3.いつが買い時か

 最後にいつが買い時か、考えてみましょう。

 まず短期的な投資では、予想を当て続けることはほとんど不可能なので、買い時を考えるのは難しいですが、リーマンショックのときのように極端に激しい下落が発生したときは、株価は売られ過ぎることが多いため、買い時と言えます。ただし、そのような激しい下落は、せいぜい10年に1度といった頻度でしか起きませんので、買い時として待つのは賢い選択とは言えません。

 次に長期的な投資を考えてみましょう。長期的な投資は、前述のとおり、長期的に成長拡大する経済の波に乗った投資ですので、長い目で見れば、いつ投資してもよいという答えになります。

 ただリターンをできる限り、大きくしたいのであれば、株式相場が低迷しているときが投資の好機です。景気のサイクルで言えば、景気が悪いときほど、株価は低迷していることが多いので、チャンスと言えるでしょう。

 しかし、景気の悪いときは、会社の業績は悪化し個人のボーナスも減り、投資をしようという気分にはなかなかなれないものです。また株式相場は長期的に上昇するとしても、上昇するまでにかなりの時間がかかるケースもあります。上昇を待ちきれず、投資している株式の価格が大きく下がり、評価損が大きくなれば、精神的に耐え切れず、売却してしまうことも珍しくありません。

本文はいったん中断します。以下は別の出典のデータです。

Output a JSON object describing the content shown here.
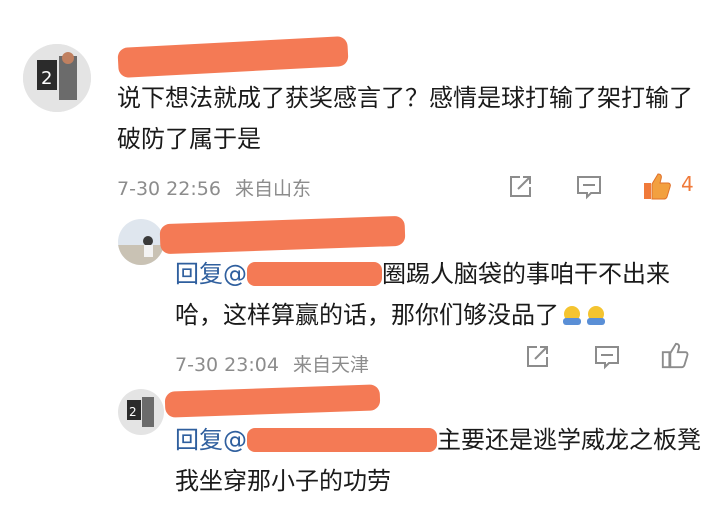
{
  "top_link": "",
  "comment": {
    "text": "说下想法就成了获奖感言了？感情是球打输了架打输了破防了属于是",
    "time": "7-30 22:56",
    "location": "来自山东",
    "like_count": "4",
    "like_color": "#f07a3a",
    "icons": [
      "share-icon",
      "comment-icon",
      "like-icon"
    ]
  },
  "reply1": {
    "text_prefix": "回复@",
    "text_body": "圈踢人脑袋的事咱干不出来哈，这样算赢的话，那你们够没品了",
    "emojis": [
      "salute-emoji",
      "salute-emoji"
    ],
    "time": "7-30 23:04",
    "location": "来自天津",
    "icons": [
      "share-icon",
      "comment-icon",
      "like-icon"
    ]
  },
  "reply2": {
    "text_prefix": "回复@",
    "text_body": "主要还是逃学威龙之板凳我坐穿那小子的功劳"
  }
}
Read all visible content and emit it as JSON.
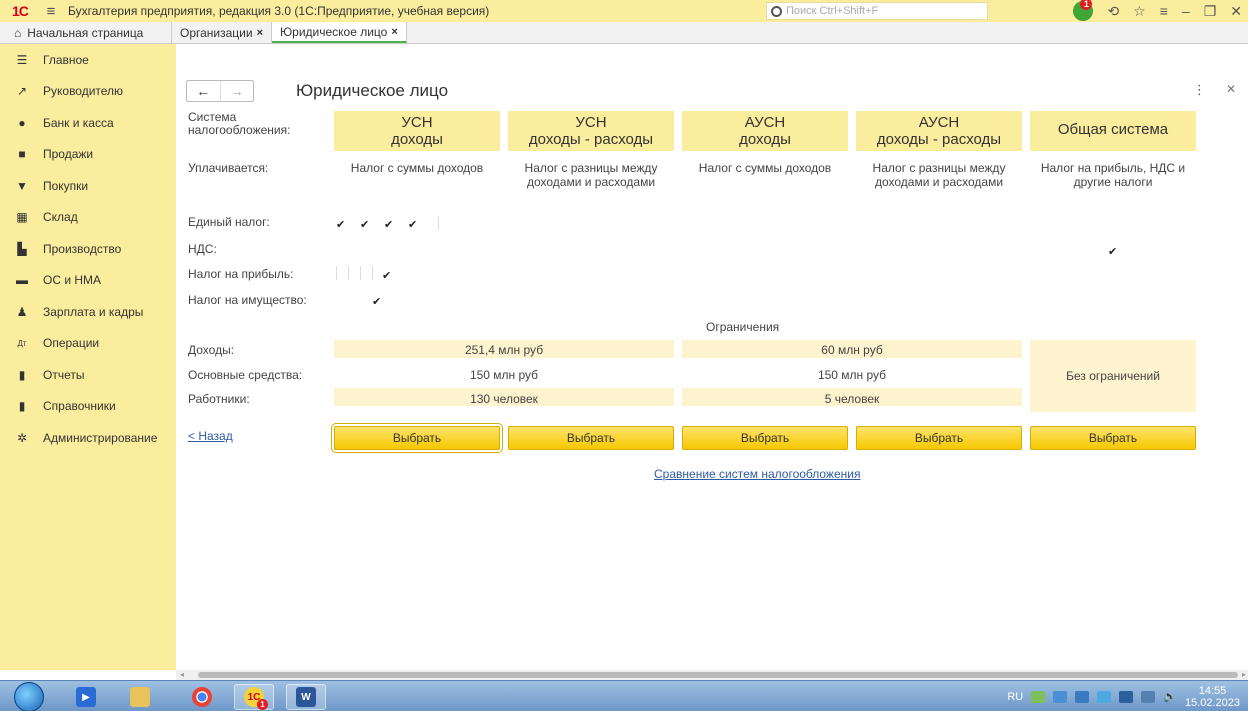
{
  "window": {
    "logo": "1С",
    "title": "Бухгалтерия предприятия, редакция 3.0  (1С:Предприятие, учебная версия)",
    "search_placeholder": "Поиск Ctrl+Shift+F",
    "notifications_count": "1"
  },
  "tabs": [
    {
      "label": "Начальная страница",
      "icon": "home-icon"
    },
    {
      "label": "Организации",
      "closable": true
    },
    {
      "label": "Юридическое лицо",
      "closable": true,
      "active": true
    }
  ],
  "sidebar": {
    "items": [
      {
        "label": "Главное",
        "icon": "menu-icon"
      },
      {
        "label": "Руководителю",
        "icon": "chart-trend-icon"
      },
      {
        "label": "Банк и касса",
        "icon": "coin-icon"
      },
      {
        "label": "Продажи",
        "icon": "shopping-bag-icon"
      },
      {
        "label": "Покупки",
        "icon": "cart-icon"
      },
      {
        "label": "Склад",
        "icon": "warehouse-icon"
      },
      {
        "label": "Производство",
        "icon": "factory-icon"
      },
      {
        "label": "ОС и НМА",
        "icon": "truck-icon"
      },
      {
        "label": "Зарплата и кадры",
        "icon": "person-icon"
      },
      {
        "label": "Операции",
        "icon": "dt-kt-icon"
      },
      {
        "label": "Отчеты",
        "icon": "bar-chart-icon"
      },
      {
        "label": "Справочники",
        "icon": "book-icon"
      },
      {
        "label": "Администрирование",
        "icon": "gear-icon"
      }
    ]
  },
  "form": {
    "title": "Юридическое лицо",
    "labels": {
      "tax_system": "Система налогообложения:",
      "paid": "Уплачивается:",
      "single_tax": "Единый налог:",
      "vat": "НДС:",
      "profit_tax": "Налог на прибыль:",
      "property_tax": "Налог на имущество:",
      "income": "Доходы:",
      "fixed_assets": "Основные средства:",
      "employees": "Работники:"
    },
    "systems": [
      {
        "line1": "УСН",
        "line2": "доходы",
        "desc": "Налог с суммы доходов"
      },
      {
        "line1": "УСН",
        "line2": "доходы - расходы",
        "desc": "Налог с разницы между доходами и расходами"
      },
      {
        "line1": "АУСН",
        "line2": "доходы",
        "desc": "Налог с суммы доходов"
      },
      {
        "line1": "АУСН",
        "line2": "доходы - расходы",
        "desc": "Налог с разницы между доходами и расходами"
      },
      {
        "line1": "Общая система",
        "line2": "",
        "desc": "Налог на прибыль, НДС и другие налоги"
      }
    ],
    "checkmark": "✔",
    "limits_title": "Ограничения",
    "limits": {
      "usn_income": "251,4 млн руб",
      "ausn_income": "60 млн руб",
      "usn_assets": "150 млн руб",
      "ausn_assets": "150 млн руб",
      "usn_employees": "130 человек",
      "ausn_employees": "5 человек",
      "general": "Без ограничений"
    },
    "back_link": "< Назад",
    "choose_label": "Выбрать",
    "compare_link": "Сравнение систем налогообложения"
  },
  "taskbar": {
    "lang": "RU",
    "time": "14:55",
    "date": "15.02.2023",
    "onec_badge": "1"
  }
}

 そういった事態を避けるには、投資するタイミングを分散して、毎回同じ金額で積立投資をすることが解決策になります。

 投資をするとき、株式を購入することになりますが、「購入する株数=投資額(定額)÷株価」であるため、株価が高いときは、株数を少なく購入し、株価が低いときは、多く購入することになります。

 これは、なるべく株価が低いときにたくさん株数を買おうとする行為なので、結果的に株式の平均購入単価が低くなります。平均購入単価が低ければ、当たり前ですが、利益が出る確率が高まります。

 「いつが買い時か」というのはよくある質問ですが、「いつでも買い時、ただし長期で毎月決まった金額を定期的に投資すること」というのが筆者の回答です。

4.長期投資ってなんだ?

 最後にまとめとして、長期投資とは何かを書きます。
長期投資とは、長期的に経済成長の波に乗り、勝つべくして勝つ、儲けるべくして儲ける投資手法のことです。

 逆に短期投資とは、儲けるかどうかよりも、儲かるかもしれないワクワク感やスリルを楽しむ投資手法です。投資というより投機といったほうが近いと思います。
お金を増やしたいのなら、長期投資を、スリルを楽しみたいのなら、短期投資(投機)をお勧めします。